Flir camaraWhat is Thermography?

All objects with a temperature above absolute zero emit infrared radiation. The amount of infrared radiation an object emits increases with temperature. Thermography (also commonly called Infrared (IR) or Thermal Imaging)  is a science and a non-invasive method for detecting temperature variations related to heat. While a regular camera basically is a light sensor, capable of creating images by detecting tiny differences in light, an infrared (IR) or thermal camera is essentially a heat sensor capable of creating electronic images based on the interpretation of temperature differences across surfaces.

How is Thermography helpful during a home inspection?
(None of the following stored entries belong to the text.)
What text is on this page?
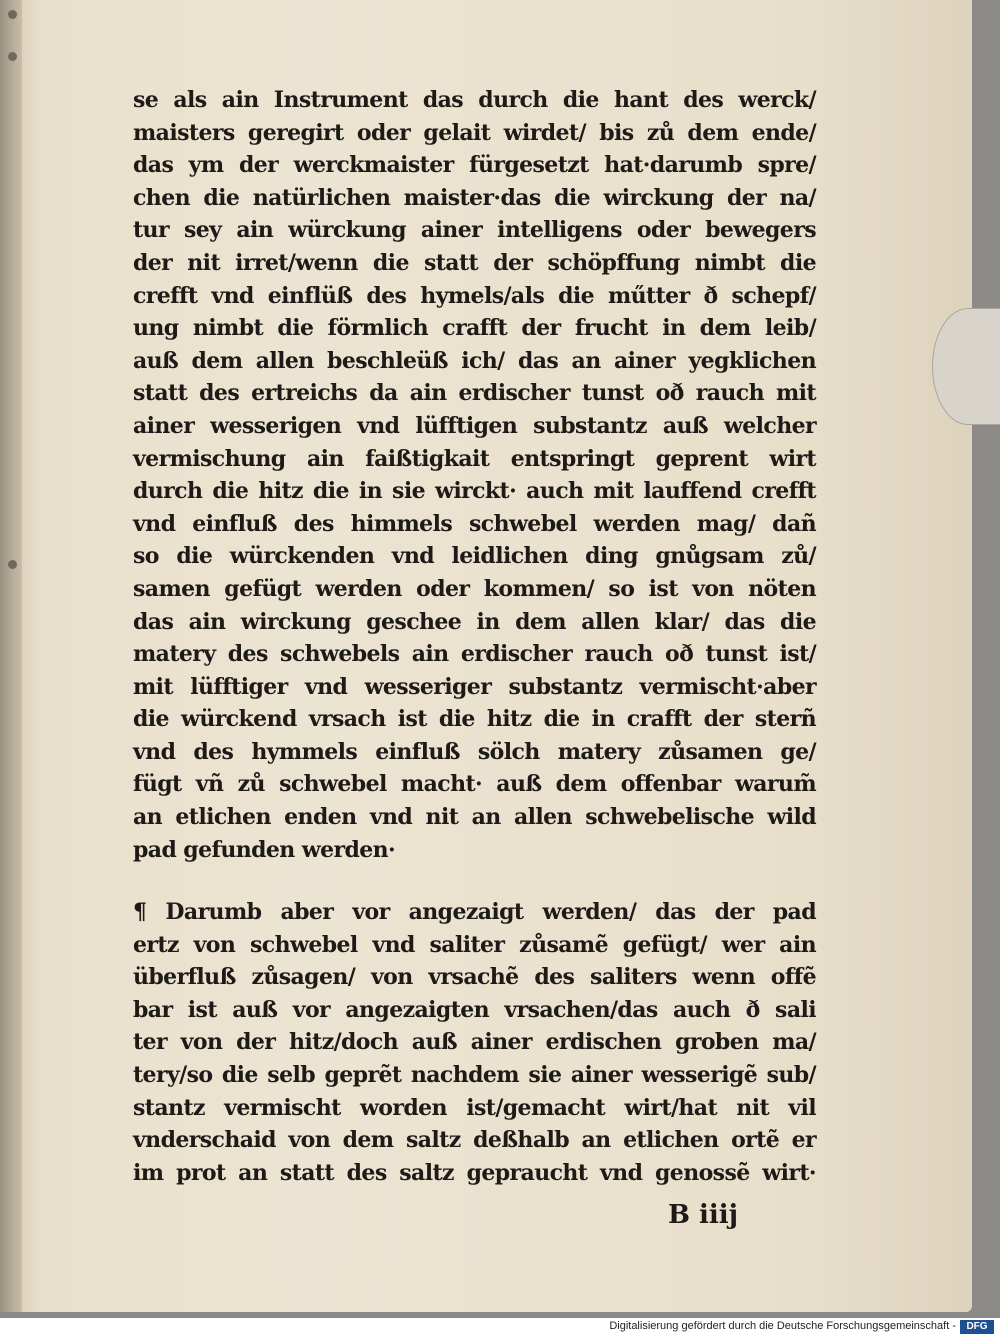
se als ain Instrument das durch die hant des werck/
maisters geregirt oder gelait wirdet/ bis zů dem ende/
das ym der werckmaister fürgesetzt hat·darumb spre/
chen die natürlichen maister·das die wirckung der na/
tur sey ain würckung ainer intelligens oder bewegers
der nit irret/wenn die statt der schöpffung nimbt die
crefft vnd einflüß des hymels/als die műtter ð schepf/
ung nimbt die förmlich crafft der frucht in dem leib/
auß dem allen beschleüß ich/ das an ainer yegklichen
statt des ertreichs da ain erdischer tunst oð rauch mit
ainer wesserigen vnd lüfftigen substantz auß welcher
vermischung ain faißtigkait entspringt geprent wirt
durch die hitz die in sie wirckt· auch mit lauffend crefft
vnd einfluß des himmels schwebel werden mag/ dañ
so die würckenden vnd leidlichen ding gnůgsam zů/
samen gefügt werden oder kommen/ so ist von nöten
das ain wirckung geschee in dem allen klar/ das die
matery des schwebels ain erdischer rauch oð tunst ist/
mit lüfftiger vnd wesseriger substantz vermischt·aber
die würckend vrsach ist die hitz die in crafft der sterñ
vnd des hymmels einfluß sölch matery zůsamen ge/
fügt vñ zů schwebel macht· auß dem offenbar warum̃
an etlichen enden vnd nit an allen schwebelische wild
pad gefunden werden·
¶ Darumb aber vor angezaigt werden/ das der pad
ertz von schwebel vnd saliter zůsamẽ gefügt/ wer ain
überfluß zůsagen/ von vrsachẽ des saliters wenn offẽ
bar ist auß vor angezaigten vrsachen/das auch ð sali
ter von der hitz/doch auß ainer erdischen groben ma/
tery/so die selb geprẽt nachdem sie ainer wesserigẽ sub/
stantz vermischt worden ist/gemacht wirt/hat nit vil
vnderschaid von dem saltz deßhalb an etlichen ortẽ er
im prot an statt des saltz gepraucht vnd genossẽ wirt·
B iiij
Digitalisierung gefördert durch die Deutsche Forschungsgemeinschaft -	DFG
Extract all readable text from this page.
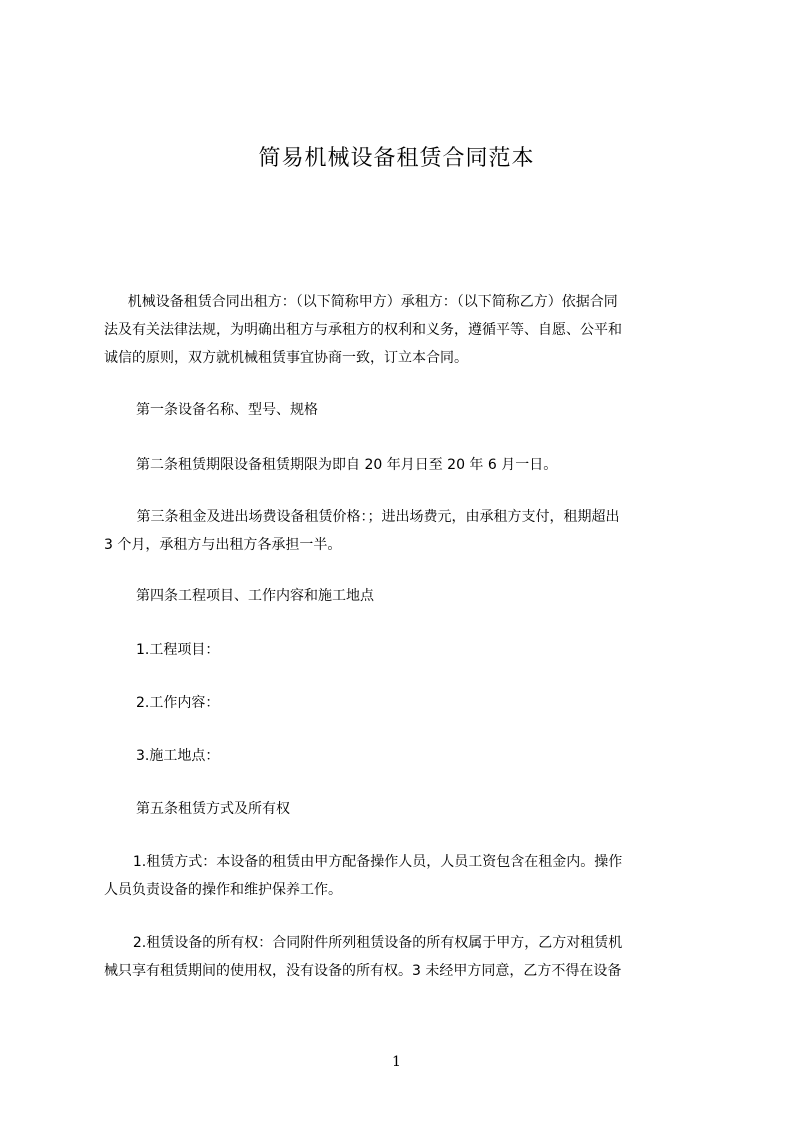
简易机械设备租赁合同范本
机械设备租赁合同出租方：（以下简称甲方）承租方：（以下简称乙方）依据合同
法及有关法律法规，为明确出租方与承租方的权利和义务，遵循平等、自愿、公平和
诚信的原则，双方就机械租赁事宜协商一致，订立本合同。
第一条设备名称、型号、规格
第二条租赁期限设备租赁期限为即自 20 年月日至 20 年 6 月一日。
第三条租金及进出场费设备租赁价格：；进出场费元，由承租方支付，租期超出
3 个月，承租方与出租方各承担一半。
第四条工程项目、工作内容和施工地点
1.工程项目：
2.工作内容：
3.施工地点：
第五条租赁方式及所有权
1.租赁方式：本设备的租赁由甲方配备操作人员，人员工资包含在租金内。操作
人员负责设备的操作和维护保养工作。
2.租赁设备的所有权：合同附件所列租赁设备的所有权属于甲方，乙方对租赁机
械只享有租赁期间的使用权，没有设备的所有权。3 未经甲方同意，乙方不得在设备
1
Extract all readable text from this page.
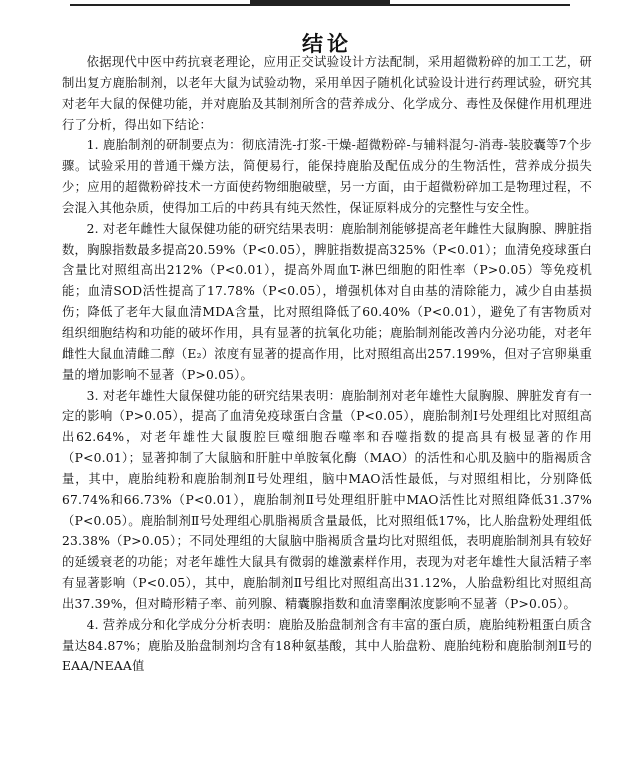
结论

依据现代中医中药抗衰老理论，应用正交试验设计方法配制，采用超微粉碎的加工工艺，研制出复方鹿胎制剂，以老年大鼠为试验动物，采用单因子随机化试验设计进行药理试验，研究其对老年大鼠的保健功能，并对鹿胎及其制剂所含的营养成分、化学成分、毒性及保健作用机理进行了分析，得出如下结论：

1. 鹿胎制剂的研制要点为：彻底清洗-打浆-干燥-超微粉碎-与辅料混匀-消毒-装胶囊等7个步骤。试验采用的普通干燥方法，简便易行，能保持鹿胎及配伍成分的生物活性，营养成分损失少；应用的超微粉碎技术一方面使药物细胞破壁，另一方面，由于超微粉碎加工是物理过程，不会混入其他杂质，使得加工后的中药具有纯天然性，保证原料成分的完整性与安全性。

2. 对老年雌性大鼠保健功能的研究结果表明：鹿胎制剂能够提高老年雌性大鼠胸腺、脾脏指数，胸腺指数最多提高20.59%（P<0.05），脾脏指数提高325%（P<0.01）；血清免疫球蛋白含量比对照组高出212%（P<0.01），提高外周血T-淋巴细胞的阳性率（P>0.05）等免疫机能；血清SOD活性提高了17.78%（P<0.05），增强机体对自由基的清除能力，减少自由基损伤；降低了老年大鼠血清MDA含量，比对照组降低了60.40%（P<0.01），避免了有害物质对组织细胞结构和功能的破坏作用，具有显著的抗氧化功能；鹿胎制剂能改善内分泌功能，对老年雌性大鼠血清雌二醇（E₂）浓度有显著的提高作用，比对照组高出257.199%，但对子宫卵巢重量的增加影响不显著（P>0.05）。

3. 对老年雄性大鼠保健功能的研究结果表明：鹿胎制剂对老年雄性大鼠胸腺、脾脏发育有一定的影响（P>0.05），提高了血清免疫球蛋白含量（P<0.05），鹿胎制剂Ⅰ号处理组比对照组高出62.64%，对老年雄性大鼠腹腔巨噬细胞吞噬率和吞噬指数的提高具有极显著的作用（P<0.01）；显著抑制了大鼠脑和肝脏中单胺氧化酶（MAO）的活性和心肌及脑中的脂褐质含量，其中，鹿胎纯粉和鹿胎制剂Ⅱ号处理组，脑中MAO活性最低，与对照组相比，分别降低67.74%和66.73%（P<0.01），鹿胎制剂Ⅱ号处理组肝脏中MAO活性比对照组降低31.37%（P<0.05）。鹿胎制剂Ⅱ号处理组心肌脂褐质含量最低，比对照组低17%，比人胎盘粉处理组低23.38%（P>0.05）；不同处理组的大鼠脑中脂褐质含量均比对照组低，表明鹿胎制剂具有较好的延缓衰老的功能；对老年雄性大鼠具有微弱的雄激素样作用，表现为对老年雄性大鼠活精子率有显著影响（P<0.05），其中，鹿胎制剂Ⅱ号组比对照组高出31.12%，人胎盘粉组比对照组高出37.39%，但对畸形精子率、前列腺、精囊腺指数和血清睾酮浓度影响不显著（P>0.05）。

4. 营养成分和化学成分分析表明：鹿胎及胎盘制剂含有丰富的蛋白质，鹿胎纯粉粗蛋白质含量达84.87%；鹿胎及胎盘制剂均含有18种氨基酸，其中人胎盘粉、鹿胎纯粉和鹿胎制剂Ⅱ号的EAA/NEAA值
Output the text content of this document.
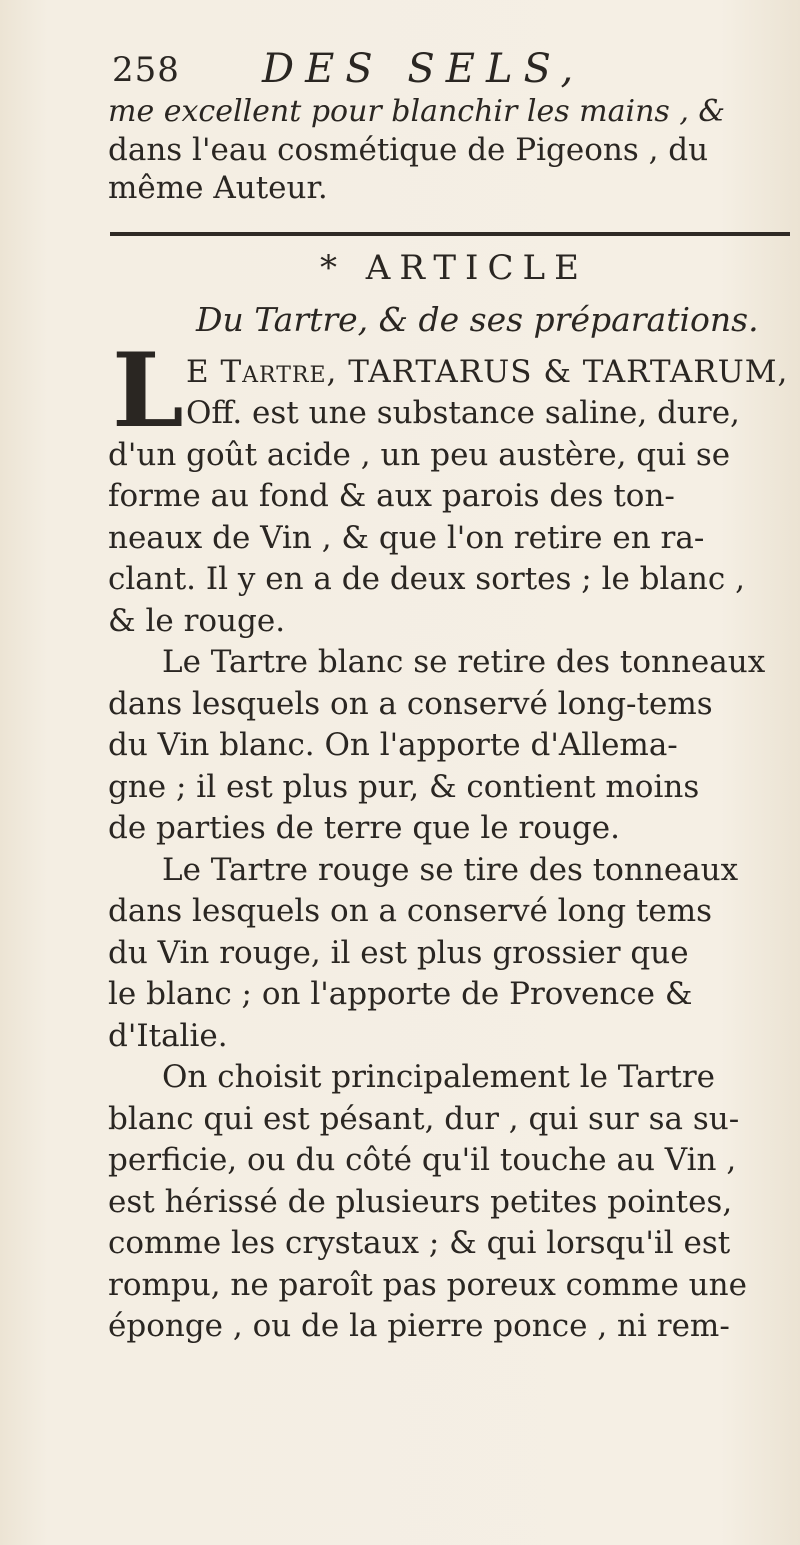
258 DES SELS,
me excellent pour blanchir les mains , &
dans l'eau cosmétique de Pigeons , du
même Auteur.
* ARTICLE
Du Tartre, & de ses préparations.
L E Tartre, TARTARUS & TARTARUM,
Off. est une substance saline, dure,
d'un goût acide , un peu austère, qui se
forme au fond & aux parois des ton-
neaux de Vin , & que l'on retire en ra-
clant. Il y en a de deux sortes ; le blanc ,
& le rouge.
Le Tartre blanc se retire des tonneaux
dans lesquels on a conservé long-tems
du Vin blanc. On l'apporte d'Allema-
gne ; il est plus pur, & contient moins
de parties de terre que le rouge.
Le Tartre rouge se tire des tonneaux
dans lesquels on a conservé long tems
du Vin rouge, il est plus grossier que
le blanc ; on l'apporte de Provence &
d'Italie.
On choisit principalement le Tartre
blanc qui est pésant, dur , qui sur sa su-
perficie, ou du côté qu'il touche au Vin ,
est hérissé de plusieurs petites pointes,
comme les crystaux ; & qui lorsqu'il est
rompu, ne paroît pas poreux comme une
éponge , ou de la pierre ponce , ni rem-
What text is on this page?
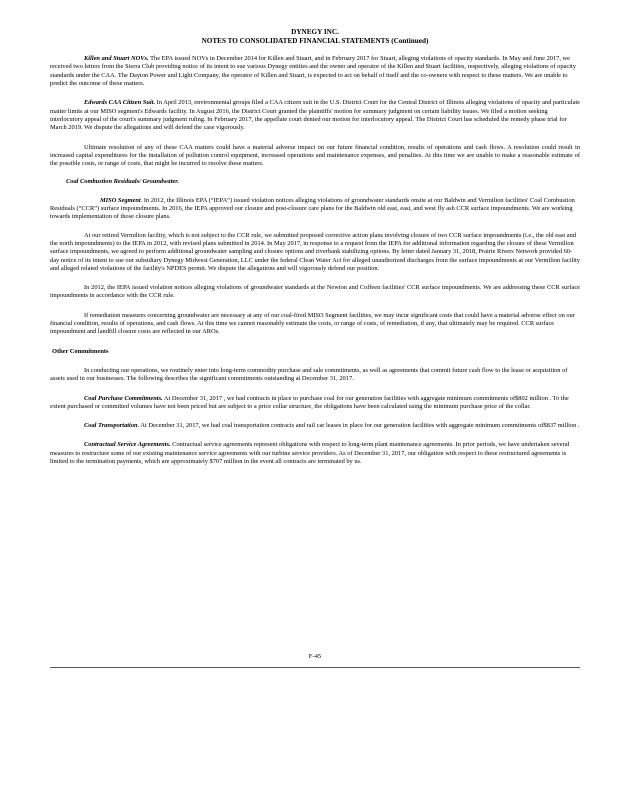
DYNEGY INC.
NOTES TO CONSOLIDATED FINANCIAL STATEMENTS (Continued)

Killen and Stuart NOVs. The EPA issued NOVs in December 2014 for Killen and Stuart, and in February 2017 for Stuart, alleging violations of opacity standards. In May and June 2017, we received two letters from the Sierra Club providing notice of its intent to sue various Dynegy entities and the owner and operator of the Killen and Stuart facilities, respectively, alleging violations of opacity standards under the CAA. The Dayton Power and Light Company, the operator of Killen and Stuart, is expected to act on behalf of itself and the co-owners with respect to these matters. We are unable to predict the outcome of these matters.

Edwards CAA Citizen Suit. In April 2013, environmental groups filed a CAA citizen suit in the U.S. District Court for the Central District of Illinois alleging violations of opacity and particulate matter limits at our MISO segment's Edwards facility. In August 2016, the District Court granted the plaintiffs' motion for summary judgment on certain liability issues. We filed a motion seeking interlocutory appeal of the court's summary judgment ruling. In February 2017, the appellate court denied our motion for interlocutory appeal. The District Court has scheduled the remedy phase trial for March 2019. We dispute the allegations and will defend the case vigorously.

Ultimate resolution of any of these CAA matters could have a material adverse impact on our future financial condition, results of operations and cash flows. A resolution could result in increased capital expenditures for the installation of pollution control equipment, increased operations and maintenance expenses, and penalties. At this time we are unable to make a reasonable estimate of the possible costs, or range of costs, that might be incurred to resolve these matters.

Coal Combustion Residuals/ Groundwater.

MISO Segment. In 2012, the Illinois EPA (“IEPA”) issued violation notices alleging violations of groundwater standards onsite at our Baldwin and Vermilion facilities' Coal Combustion Residuals (“CCR”) surface impoundments. In 2016, the IEPA approved our closure and post-closure care plans for the Baldwin old east, east, and west fly ash CCR surface impoundments. We are working towards implementation of those closure plans.

At our retired Vermilion facility, which is not subject to the CCR rule, we submitted proposed corrective action plans involving closure of two CCR surface impoundments (i.e., the old east and the north impoundments) to the IEPA in 2012, with revised plans submitted in 2014. In May 2017, in response to a request from the IEPA for additional information regarding the closure of these Vermilion surface impoundments, we agreed to perform additional groundwater sampling and closure options and riverbank stabilizing options. By letter dated January 31, 2018, Prairie Rivers Network provided 60-day notice of its intent to sue our subsidiary Dynegy Midwest Generation, LLC under the federal Clean Water Act for alleged unauthorized discharges from the surface impoundments at our Vermilion facility and alleged related violations of the facility's NPDES permit. We dispute the allegations and will vigorously defend our position.

In 2012, the IEPA issued violation notices alleging violations of groundwater standards at the Newton and Coffeen facilities' CCR surface impoundments. We are addressing these CCR surface impoundments in accordance with the CCR rule.

If remediation measures concerning groundwater are necessary at any of our coal-fired MISO Segment facilities, we may incur significant costs that could have a material adverse effect on our financial condition, results of operations, and cash flows. At this time we cannot reasonably estimate the costs, or range of costs, of remediation, if any, that ultimately may be required. CCR surface impoundment and landfill closure costs are reflected in our AROs.

Other Commitments

In conducting our operations, we routinely enter into long-term commodity purchase and sale commitments, as well as agreements that commit future cash flow to the lease or acquisition of assets used in our businesses. The following describes the significant commitments outstanding at December 31, 2017.

Coal Purchase Commitments. At December 31, 2017 , we had contracts in place to purchase coal for our generation facilities with aggregate minimum commitments of$802 million . To the extent purchased or committed volumes have not been priced but are subject to a price collar structure, the obligations have been calculated using the minimum purchase price of the collar.

Coal Transportation. At December 31, 2017, we had coal transportation contracts and rail car leases in place for our generation facilities with aggregate minimum commitments of$837 million .

Contractual Service Agreements. Contractual service agreements represent obligations with respect to long-term plant maintenance agreements. In prior periods, we have undertaken several measures to restructure some of our existing maintenance service agreements with our turbine service providers. As of December 31, 2017, our obligation with respect to these restructured agreements is limited to the termination payments, which are approximately $707 million in the event all contracts are terminated by us.

F-45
Infrared or thermal imaging technology not only compliments the conventional home inspection methods, it offers key advantages as it can help identify – or rule out – problem areas that may not immediately be seen with the naked eye.  Thermography can increase the likelihood of detecting:

  • Missing, inconsistent, or wet insulation
  • Heating and cooling losses around windows, doors, electrical outlets, etc.
  • Leaky or disconnected duct work
  • Broken seals in thermal pane windows
  • Moisture issues such as roof leaks, plumbing leaks, leaky skylights, leaky foundations, moisture ingress
  • Electrical hot spots
  • Poor construction
  • Damaged or malfunctioning in-floor heat
  • Signs of rodents or insects

 

As an avid proponent of thermography a thermal scan is included in all home inspections I do, rather than offering it as an add-on service.